The CEO delegation is itself the disclosure. When the executives of your largest companies physically accompany the president to a rival capital, the dependency structure is no longer theoretical, its visible on the tarmac. And the strategic implication compounds because every year of Chinese domestic substitution reduces the leverage that technology restrictions were supposed to provide. The trade war accelerated exactly the self-sufficiency programme it was designed to prevent, which means the negotiating hand weakens between summits rather than strengthening. the next president who flies to Beijing will have less leverage than this one, regardless of who it is or what they promise.

mary-lou's avatar

like Trump, Musk also brought (some of) his family to the high-level US business meeting in China - https://www.youtube.com/watch?v=AcT0si8qTGQ

not sure if it's wise to bring one's children to such a politically-laden meeting between two world leaders.

Rachel Baldes's avatar

Nothing Musk does is especially wise and in the realm of etiquette I think it's fair to say he's demonstrated not only ignorance but willful defiance. If the kid was young enough he might have been the best behaved, most interesting human the US delegation brought. I certainly wouldn't want to have to sit in a room with that coterie of selfishness.

Angel's avatar

Gracias por su análisis

George's avatar

Yikes those BigTech/GAFAM/... corporations and Trump more and more look like a text-book definition of fascism. It is more and more evident and urgent we need to stop using US-based technology and switch to alternatives. Best to something like the example of free/libre and opensource when it comes to software (see FSF and OSI definitions). When it comes to tech this means things like Linux operating system, LibreOffice office suite, RISC-V processors, Mastodon for true independent uncensored social networking, Lemmy, Firefox.....

Rachel Baldes's avatar

Never thought I'd be wishing I lived in the good old days of Nixon's administration.

Rachel Baldes's avatar

The capacity for publuc shame to force action is sorely lacking these days. It feels often like the only people who feel it are the ones who truly shouldn't have any.

Julie Anne's avatar

Yes. Most of those in control of govt and big business seemingly have no social conscience at all. Also it seems pressure groups active in the past on human rights, environment, economic distribution etc are being silenced more in the MSM. So we're losing our connection to each other.

samoan62's avatar

The whole Trump China trip reeks of "this could have been an email" lol

US ruled by biggest criminals's avatar

America is being ruled by the biggest criminals: the Luciferians Vatican. they control politicians and the rich and famous using secret cults the Freemasons and Jesuits. they are the biggest deceivers and are oppressing humanity with their printed monopoly debt money. Americans need to arrest them, redistribute their ill gotten wealth, then nationalize the Federal Reserve central bank now!

Andy Collen's avatar

Look at these pristine, empty suits occupying the top-floor mahogany cages today, a pack of hyper-credentialed parasites who wouldn’t know the smell of a mailroom if you rubbed their noses in it.

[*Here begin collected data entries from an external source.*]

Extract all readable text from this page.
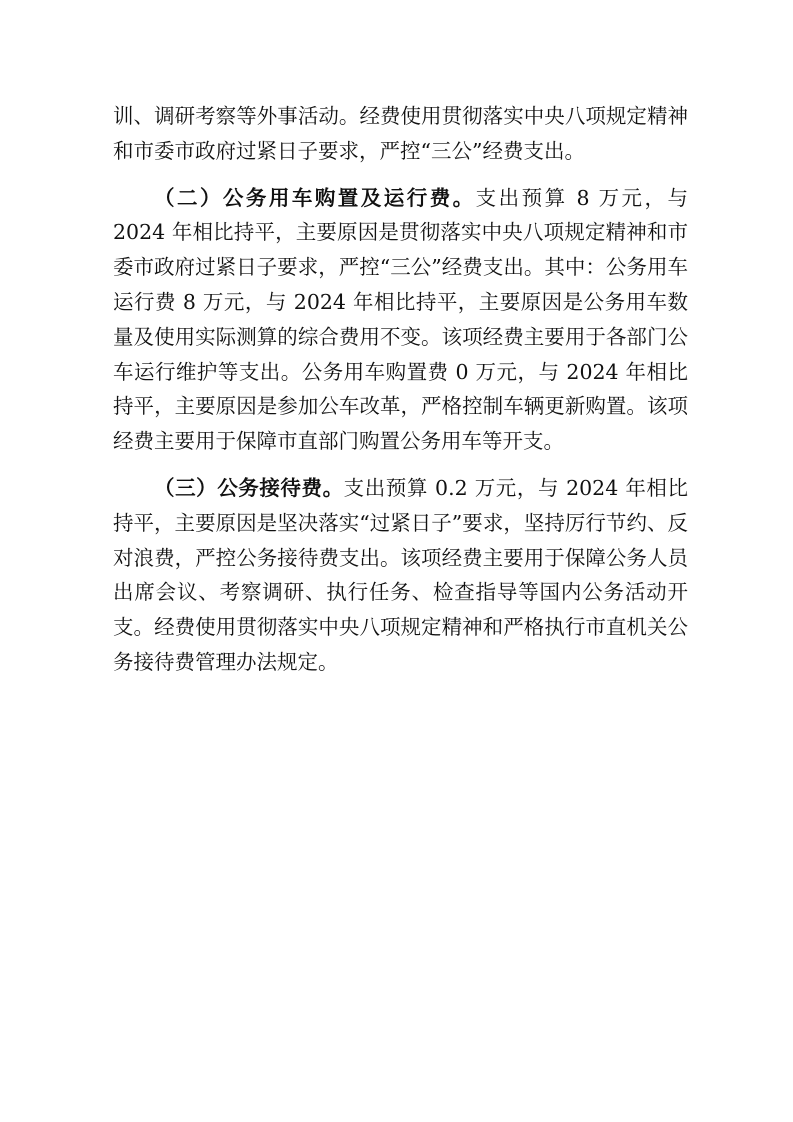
训、调研考察等外事活动。经费使用贯彻落实中央八项规定精神和市委市政府过紧日子要求，严控“三公”经费支出。

（二）公务用车购置及运行费。支出预算 8 万元，与 2024 年相比持平，主要原因是贯彻落实中央八项规定精神和市委市政府过紧日子要求，严控“三公”经费支出。其中：公务用车运行费 8 万元，与 2024 年相比持平，主要原因是公务用车数量及使用实际测算的综合费用不变。该项经费主要用于各部门公车运行维护等支出。公务用车购置费 0 万元，与 2024 年相比持平，主要原因是参加公车改革，严格控制车辆更新购置。该项经费主要用于保障市直部门购置公务用车等开支。

（三）公务接待费。支出预算 0.2 万元，与 2024 年相比持平，主要原因是坚决落实“过紧日子”要求，坚持厉行节约、反对浪费，严控公务接待费支出。该项经费主要用于保障公务人员出席会议、考察调研、执行任务、检查指导等国内公务活动开支。经费使用贯彻落实中央八项规定精神和严格执行市直机关公务接待费管理办法规定。
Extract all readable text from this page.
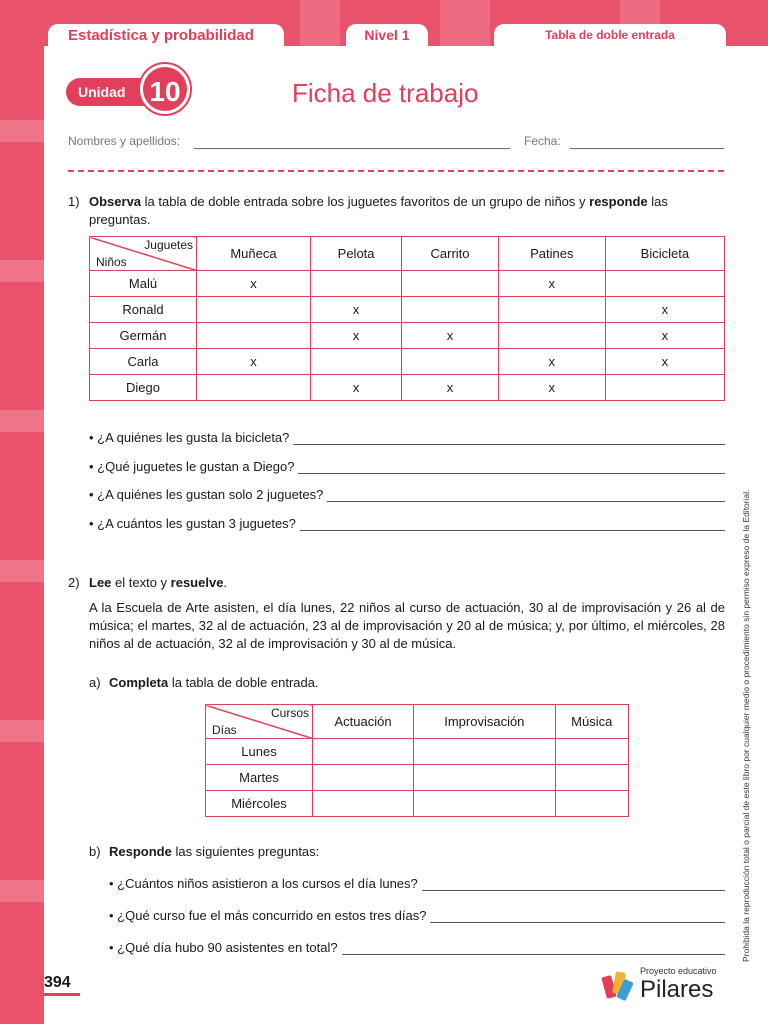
Estadística y probabilidad	Nivel 1	Tabla de doble entrada
Unidad 10	Ficha de trabajo
Nombres y apellidos:	Fecha:
1) Observa la tabla de doble entrada sobre los juguetes favoritos de un grupo de niños y responde las preguntas.
Juguetes
Niños	Muñeca	Pelota	Carrito	Patines	Bicicleta
Malú	x			x	
Ronald		x			x
Germán		x	x		x
Carla	x			x	x
Diego		x	x	x	
• ¿A quiénes les gusta la bicicleta?
• ¿Qué juguetes le gustan a Diego?
• ¿A quiénes les gustan solo 2 juguetes?
• ¿A cuántos les gustan 3 juguetes?
2) Lee el texto y resuelve.
A la Escuela de Arte asisten, el día lunes, 22 niños al curso de actuación, 30 al de improvisación y 26 al de música; el martes, 32 al de actuación, 23 al de improvisación y 20 al de música; y, por último, el miércoles, 28 niños al de actuación, 32 al de improvisación y 30 al de música.
a) Completa la tabla de doble entrada.
Cursos
Días	Actuación	Improvisación	Música
Lunes			
Martes			
Miércoles			
b) Responde las siguientes preguntas:
• ¿Cuántos niños asistieron a los cursos el día lunes?
• ¿Qué curso fue el más concurrido en estos tres días?
• ¿Qué día hubo 90 asistentes en total?	Prohibida la reproducción total o parcial de este libro por cualquier medio o procedimiento sin permiso expreso de la Editorial.
394
Proyecto educativo
Pilares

We are living through the final, decadent collapse of the great American corporate empire, where businesses built on generations of blood, sweat, and genuine mad-genius and innovation have been handed over to an entitled aristocracy of fail-upward sons, daughters, and network-bred tech-bro grifters.

They don’t understand the "brand" because they didn't build it, they inherited it like an unearned trust fund, and now they are driving these multi-generational behemoths straight into the ditch, completely oblivious to the fact that the wheels have already come off and the engine is on fire.